Katja Kullmann, Ihr Buch heißt "Die Singuläre Frau", nicht etwa "Die Single-Frau". Was steckt in diesem Titel mit drin?
Katja Kullmann: Ich spiele mit dem Titel in dem Sinne, dass ich das Alleinleben der Frau ein bisschen aufwerten will. Singulär heißt so viel wie einzigartig, unvergleichbar. Gleichzeitig steckt "single" drin. Es geht also um Frauen ohne Partner. Es gibt eine ganze Masse von Einzelfällen, also verschiedene Gründe, warum Menschen allgemein längere Zeit ohne Partnerschaft durchs Leben gehen. Das kann freiwillig sein, unfreiwillig, nach einer Trennung, nach einem Verlust durch Tod. Oder Frauen kommen selber auf die Idee, lieber ohne Partnerschaft zu leben. Diese Vielfalt wollte ich darstellen.
Wir sehen das an den Scheidungsstatistiken. Jede zweite bis dritte Ehe geht in die Brüche. Die Zahl der Einpersonenhaushalte hat sich fast verdoppelt seit 1991. Das heißt, es ist eine relativ unspektakuläre Lebensrealität von vielen Menschen. Die wollte ich in dem Buch beleuchten. Mit der Single-Frau verbinden wir verschiedene populäre Unterhaltungsformate: "Bridget Jones", "Ally McBeal" oder "Sex and the City". Die suchen immer. Das ist die Vorstellung: Der oder die Single ist immer bei Single-Portalen angemeldet, weil er oder sie händeringend jemanden sucht. Was ist mit dem Leben, in dem man sich allein ganz gut eingerichtet hat, ohne ständig auf der Suche zu sein? Darum ging es mir: diese relative Selbstverständlichkeit zu würdigen und aufzuzeigen, was es damit auf sich hat.
Etwa jeder fünfte Mensch lebt allein. Single-Haushalte machen in Hamburg mehr als 50 Prozent aus. Woher kommt diese Abwertung von Frauen ohne Partnerschaft und die Annahme, dass eine Frau passiv wartet, bis sie, ich sage mal, gepflückt wird von irgendeinem Ritter? Das ist völlig überholt, möchte man meinen, aber anscheinend ist es das doch nicht? Warum sind wir in diesem Bereich so unfassbar traditionell?

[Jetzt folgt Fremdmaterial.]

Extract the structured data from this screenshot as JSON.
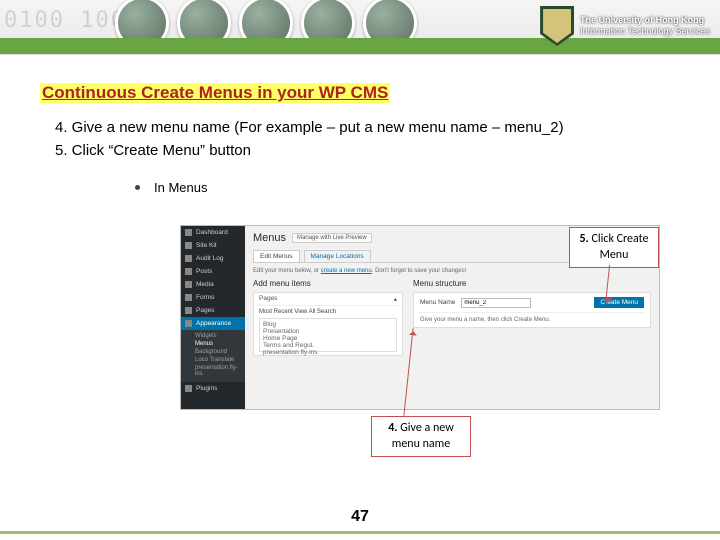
{
  "header": {
    "binary_decor": "0100      10001",
    "org_line1": "The University of Hong Kong",
    "org_line2": "Information Technology Services"
  },
  "title": "Continuous Create Menus in your WP CMS",
  "steps": {
    "s4": "4. Give a new menu name (For example – put a new menu name – menu_2)",
    "s5": "5. Click “Create Menu” button"
  },
  "bullet": "In Menus",
  "wp": {
    "sidebar": {
      "items": [
        "Dashboard",
        "Site Kit",
        "Audit Log",
        "Posts",
        "Media",
        "Forms",
        "Pages",
        "Appearance"
      ],
      "sub": [
        "Widgets",
        "Menus",
        "Background",
        "Loco Translate",
        "presentation fly-ins"
      ],
      "below": [
        "Plugins"
      ]
    },
    "main": {
      "h1": "Menus",
      "manage_btn": "Manage with Live Preview",
      "tab_edit": "Edit Menus",
      "tab_manage": "Manage Locations",
      "hint_pre": "Edit your menu below, or ",
      "hint_link": "create a new menu",
      "hint_post": ". Don't forget to save your changes!",
      "left_h": "Add menu items",
      "right_h": "Menu structure",
      "pages_label": "Pages",
      "tabs_links": "Most Recent   View All   Search",
      "page_items": [
        "Blog",
        "Presentation",
        "Home Page",
        "Terms and Regul.",
        "presentation fly-ins"
      ],
      "menu_name_label": "Menu Name",
      "menu_name_value": "menu_2",
      "create_btn": "Create Menu",
      "struct_hint": "Give your menu a name, then click Create Menu."
    }
  },
  "callouts": {
    "c5_num": "5.",
    "c5_text": "Click Create Menu",
    "c4_num": "4.",
    "c4_text": "Give a new menu name"
  },
  "page_number": "47"
}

Kullmann: Tradition ist das Stichwort. Es gibt im Kollektivgedächtnis sehr fest verhaftete Zuschreibungen. Was ist eine typische, eine echte Frau? Im Kern kann man sagen, ist das Frauenfeindlichkeit, Misogynie, weil es eine dominante Blickweise auf das weibliche Wesen ist. Ihr natürliches Bedürfnis ist es zu pflegen, sich zu kümmern, zu vermissen und zu verführen. Die Frau an sich fühlt viel mehr als der Mann. Durch diese Vorstellung kommt es, dass man denkt, dass Frauen, die keine Partnerschaft haben, ihr Frausein gar nicht ausleben können. An wem wendet sie denn das ganze Gefühlszeug an?

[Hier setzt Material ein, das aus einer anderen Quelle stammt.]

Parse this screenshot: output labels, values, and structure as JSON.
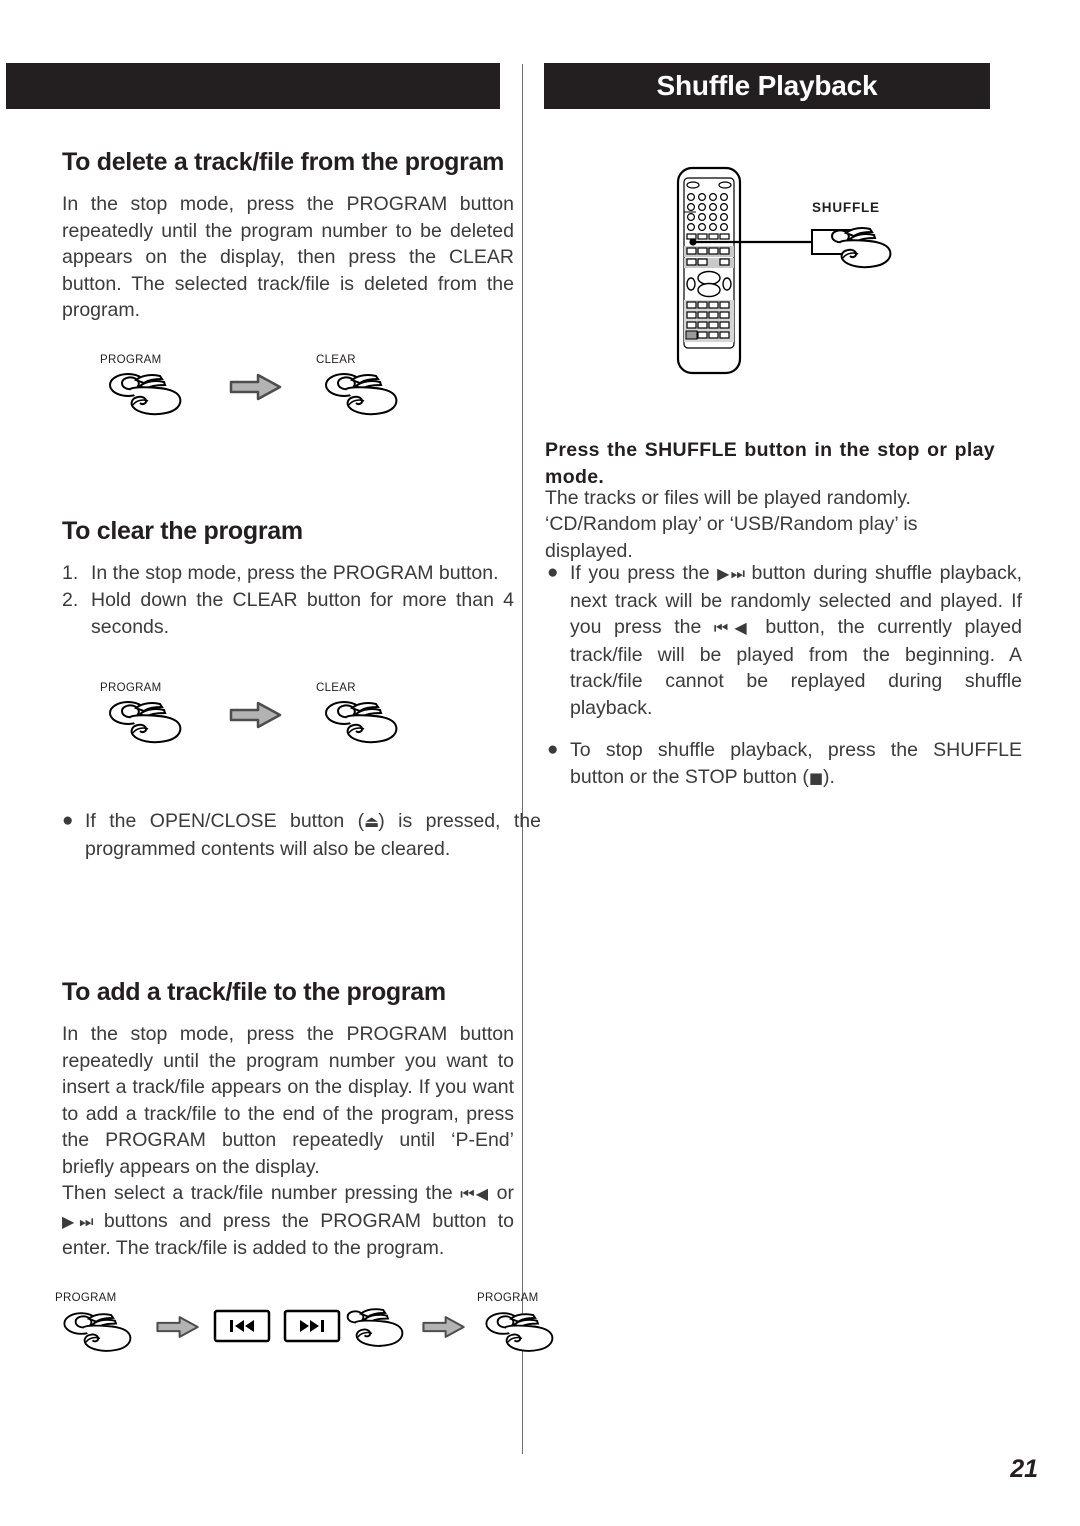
{
  "page": {
    "number": "21",
    "left_header_title": "",
    "right_header_title": "Shuffle Playback"
  },
  "left_column": {
    "section_delete": {
      "title": "To delete a track/file from the program",
      "body": "In the stop mode, press the PROGRAM button repeatedly until the program number to be deleted appears on the display, then press the CLEAR button. The selected track/file is deleted from the program.",
      "icon_sequence": [
        {
          "type": "hand-press",
          "label": "PROGRAM"
        },
        {
          "type": "arrow-right",
          "label": ""
        },
        {
          "type": "hand-press",
          "label": "CLEAR"
        }
      ]
    },
    "section_clear": {
      "title": "To clear the program",
      "steps": [
        {
          "num": "1.",
          "text": "In the stop mode, press the PROGRAM button."
        },
        {
          "num": "2.",
          "text": "Hold down the CLEAR button for more than 4 seconds."
        }
      ],
      "icon_sequence": [
        {
          "type": "hand-press",
          "label": "PROGRAM"
        },
        {
          "type": "arrow-right",
          "label": ""
        },
        {
          "type": "hand-press",
          "label": "CLEAR"
        }
      ],
      "note_bullet": "●",
      "note_part1": "If the OPEN/CLOSE button (",
      "note_symbol": "⏏",
      "note_part2": ") is pressed, the programmed contents will also be cleared."
    },
    "section_add": {
      "title": "To add a track/file to the program",
      "body1": "In the stop mode, press the PROGRAM button repeatedly until the program number you want to insert a track/file appears on the display. If you want to add a track/file to the end of the program, press the PROGRAM button repeatedly until ‘P-End’ briefly appears on the display.",
      "body2_part1": "Then select a track/file number pressing the ",
      "body2_skip_back": "⏮◀",
      "body2_part2": " or ",
      "body2_skip_fwd": "▶⏭",
      "body2_part3": " buttons and press the PROGRAM button to enter. The track/file is added to the program.",
      "icon_sequence": [
        {
          "type": "hand-press",
          "label": "PROGRAM"
        },
        {
          "type": "arrow-right",
          "label": ""
        },
        {
          "type": "key-box",
          "label": "",
          "glyph": "skip-back"
        },
        {
          "type": "key-box-hand",
          "label": "",
          "glyph": "skip-forward"
        },
        {
          "type": "arrow-right",
          "label": ""
        },
        {
          "type": "hand-press",
          "label": "PROGRAM"
        }
      ]
    }
  },
  "right_column": {
    "remote": {
      "callout_label": "SHUFFLE",
      "callout_button_name": "shuffle-button"
    },
    "instruction_bold": "Press the SHUFFLE button in the stop or play mode.",
    "line1": "The tracks or files will be played randomly.",
    "line2": "‘CD/Random play’ or ‘USB/Random play’ is displayed.",
    "bullets": [
      {
        "marker": "●",
        "part1": "If you press the ",
        "sym1": "▶⏭",
        "part2": " button during shuffle playback, next track will be randomly selected and played. If you press the ",
        "sym2": "⏮◀",
        "part3": " button, the currently played track/file will be played from the beginning. A track/file cannot be replayed during shuffle playback."
      },
      {
        "marker": "●",
        "part1": "To stop shuffle playback, press the SHUFFLE button or the STOP button (",
        "sym1": "■",
        "part2": ").",
        "sym2": "",
        "part3": ""
      }
    ]
  }
}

Frauen haben heute natürlich andere Interessen, sind viel besser beruflich ausgebildet als noch Vorgängergenerationen, erkunden selber die Welt, wollen erleben und da kann unter Umständen eine Partnerschaft auch unter ferner liefen laufen - und nicht mehr das Wichtigste ist. Uns an diesen Gedanken zu gewöhnen als Gesellschaft, da tun wir uns immer noch schwer. Deswegen wird die Frau als armes Hascherl gesehen, die das komplette Leben nicht erreicht hat, was für eine Frau angeblich vermeintlich vorgesehen ist - nämlich sich immer auf einen gegenüber zu beziehen.
Sie schreiben in Ihrem Buch, das Alleinsein sei Ihnen unterlaufen. Sie selbst sind seit über zehn Jahren eine solche singuläre Frau. Was hat Sie veranlasst, dieses Buch zu schreiben? Welche Erfahrungen haben Sie mit Single-Shaming gemacht?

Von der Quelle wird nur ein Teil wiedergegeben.